Escape Rooms als spielerisches Element in einem Kontext, der wenig spielerische Facetten aufweist, so wie der Bildungsbereich, können als Gamification verstanden werden. Gamification definiert sich als eine „Übertragung spieltypischer Elemente in spielfremde Kontexte“ (Watkins et al. o.J.: 2). Sie zielt darauf ab, den menschlichen Spieltrieb auch in Lebensbereichen nutzbar zu machen, die an sich nicht verspielt oder unterhaltsam sind (Watkins et al. o.J.: 2).
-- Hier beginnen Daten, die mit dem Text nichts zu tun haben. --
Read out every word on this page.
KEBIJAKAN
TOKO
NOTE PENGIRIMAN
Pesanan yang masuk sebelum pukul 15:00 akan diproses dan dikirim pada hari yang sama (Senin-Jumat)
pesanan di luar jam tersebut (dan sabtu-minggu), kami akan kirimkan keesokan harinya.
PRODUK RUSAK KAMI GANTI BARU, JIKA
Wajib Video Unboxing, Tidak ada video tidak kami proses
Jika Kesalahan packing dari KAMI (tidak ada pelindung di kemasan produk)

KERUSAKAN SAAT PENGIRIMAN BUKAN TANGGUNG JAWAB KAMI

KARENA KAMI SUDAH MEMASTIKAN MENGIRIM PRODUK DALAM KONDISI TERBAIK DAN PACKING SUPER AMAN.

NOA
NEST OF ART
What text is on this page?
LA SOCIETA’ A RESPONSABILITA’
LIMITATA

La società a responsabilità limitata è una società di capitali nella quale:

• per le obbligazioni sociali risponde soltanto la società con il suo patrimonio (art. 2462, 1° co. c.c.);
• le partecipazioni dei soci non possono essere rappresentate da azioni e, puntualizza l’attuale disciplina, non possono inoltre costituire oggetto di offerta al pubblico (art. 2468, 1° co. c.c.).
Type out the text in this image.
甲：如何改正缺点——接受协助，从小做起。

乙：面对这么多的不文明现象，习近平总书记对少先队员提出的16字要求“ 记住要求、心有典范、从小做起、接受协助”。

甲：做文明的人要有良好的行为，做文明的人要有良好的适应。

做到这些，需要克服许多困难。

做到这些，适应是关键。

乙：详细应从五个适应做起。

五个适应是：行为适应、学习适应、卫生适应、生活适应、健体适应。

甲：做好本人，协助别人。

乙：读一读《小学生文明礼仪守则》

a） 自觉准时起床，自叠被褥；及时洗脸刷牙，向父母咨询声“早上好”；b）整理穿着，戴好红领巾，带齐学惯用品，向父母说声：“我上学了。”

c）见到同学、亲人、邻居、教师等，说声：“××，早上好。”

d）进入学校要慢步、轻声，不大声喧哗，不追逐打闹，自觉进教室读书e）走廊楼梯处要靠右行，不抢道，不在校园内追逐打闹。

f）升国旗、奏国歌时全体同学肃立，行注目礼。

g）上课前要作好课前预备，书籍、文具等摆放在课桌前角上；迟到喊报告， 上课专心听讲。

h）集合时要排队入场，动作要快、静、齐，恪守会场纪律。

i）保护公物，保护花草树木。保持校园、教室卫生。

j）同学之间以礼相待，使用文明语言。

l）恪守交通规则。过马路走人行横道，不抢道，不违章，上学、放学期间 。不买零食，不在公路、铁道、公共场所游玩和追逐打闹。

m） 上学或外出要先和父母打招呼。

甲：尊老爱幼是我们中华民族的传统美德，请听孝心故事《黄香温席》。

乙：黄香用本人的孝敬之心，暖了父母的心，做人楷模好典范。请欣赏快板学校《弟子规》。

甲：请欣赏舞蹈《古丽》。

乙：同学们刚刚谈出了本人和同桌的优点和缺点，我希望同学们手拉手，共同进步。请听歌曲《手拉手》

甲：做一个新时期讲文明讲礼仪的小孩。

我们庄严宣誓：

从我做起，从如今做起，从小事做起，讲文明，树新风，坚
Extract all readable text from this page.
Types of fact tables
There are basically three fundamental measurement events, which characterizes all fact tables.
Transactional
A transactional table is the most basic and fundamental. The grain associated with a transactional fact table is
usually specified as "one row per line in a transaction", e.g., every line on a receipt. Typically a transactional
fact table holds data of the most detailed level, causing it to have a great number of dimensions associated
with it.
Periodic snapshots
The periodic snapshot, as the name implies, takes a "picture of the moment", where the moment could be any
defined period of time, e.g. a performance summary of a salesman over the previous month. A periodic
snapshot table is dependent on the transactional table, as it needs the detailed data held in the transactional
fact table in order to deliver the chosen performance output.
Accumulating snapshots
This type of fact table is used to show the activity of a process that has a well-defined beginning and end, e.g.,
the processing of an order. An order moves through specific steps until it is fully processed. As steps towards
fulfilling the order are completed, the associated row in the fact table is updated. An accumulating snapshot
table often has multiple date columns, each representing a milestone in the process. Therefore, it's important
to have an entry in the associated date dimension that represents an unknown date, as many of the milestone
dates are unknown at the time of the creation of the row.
Ursprünglich wurde Gamification vor allem im kommerziellen Bereich eingesetzt, um Kund*innenbindung zu erzielen und Mitarbeitende zu motivieren. Beispiele für Gamification im kommerziellen Bereich begegnen uns im Alltag ständig: die Klebebilder, die man an der Kasse des
Discounters pro zehn Euro Warenwert zugesteckt bekommt, Sammelpunkte und Gewinnspiele auf Müsliverpackungen oder komplexe Payback- oder Rabattsysteme – all das sind spielerische Extras, deren Zweck es ist, Kund*innen an die Marke zu binden und den Einkauf mit einem positiven Erlebnis zu besetzen. In den letzten Jahren erfährt die Gamification auch im Bildungskontext größere Beachtung. Lernprozesse sind oft mit negativen Erfahrungen verknüpft, die wenig mit dem Lernen selbst, sondern vielmehr mit den Umständen des Lernens in Zusammenhang stehen: langweiliger Frontalunterricht in der Schule oder an der Universität, strenge Lehrkräfte, viel Theorie und wenig Praxis, Über- oder Unterforderung. Im Jugend- oder Erwachsenenalter stehen daher viele Menschen Bildungsmaßnahmen eher verhalten gegenüber oder erkennen sie als notwendiges Übel an. Da außerschulische Jugendbildung und Erwachsenenbildung oftmals auf dem Prinzip der Freiwilligkeit basieren, ist es wichtig, nicht nur Inhalte zu vermitteln, sondern durch angepasste Methoden auch Spaß und Freude am Lernen selbst (wieder) zu erwecken. Lernprozesse durch kreativ-spielerische Impulse wieder positiv umzudeuten, ist daher auch in der außerschulischen Jugendbildung und Erwachsenenbildung als hilfreich erkannt worden. Der Einsatz von Gamification ist heute ein wichtiger Bestandteil der Bildungsarbeit vieler Träger. Gamification darf dabei allerdings nicht bloß als Angebot einfacher Lernspiele (miss)verstanden werden. Vielmehr zielt der Einsatz von Gamification darauf ab, intrinsische und extrinsische Motivation durch Spielen gezielt zu verbinden und so das Interesse an einem Thema zu wecken und eine weitergehende Beschäftigung damit anzustoßen. Ausschlaggebend für das Gelingen von Gamification ist eine den Fähigkeiten der Zielgruppe angepasste Aufgabe, die weder über- noch unterfordert. Gelingt dies, kann der sogenannte Flow erreicht werden, „a state of concentration, low self-awareness and enjoyment“ (Web 2.0 und Politische Bildung 2016). Der Flow wird als angenehme Erfahrung empfunden. Die während des Spiels aufgenommenen Lerninhalte werden von den Teilnehmenden dadurch mit positiven Gefühlen verknüpft und das Lernen nicht als mühsam wahrgenommen. Genau auf diesen Effekt zielen auch Escape Rooms in der politischen Bildung ab (Web 2.0 und Politische Bildung 2016).
Trotzdem sollten Gamification und damit auch Escape Rooms in der Bildungsarbeit nie Selbstzweck, sondern im Gegensatz eng mit den Lern- und Erfahrungszielen verknüpft und auf die Zielgruppe und ihre Charakteristika sowie örtliche und zeitliche Rahmenbedingungen angepasst sein. Spaß und Freude am Spiel sind zwar wichtige Grundpfeiler der Gamification, nicht jedoch einziges Ziel. Gamification sollte immer darauf abzielen, die Motivation der Beteiligten zu fördern und sie ermutigen, sich eigenständig auf Lernprozesse einzulassen.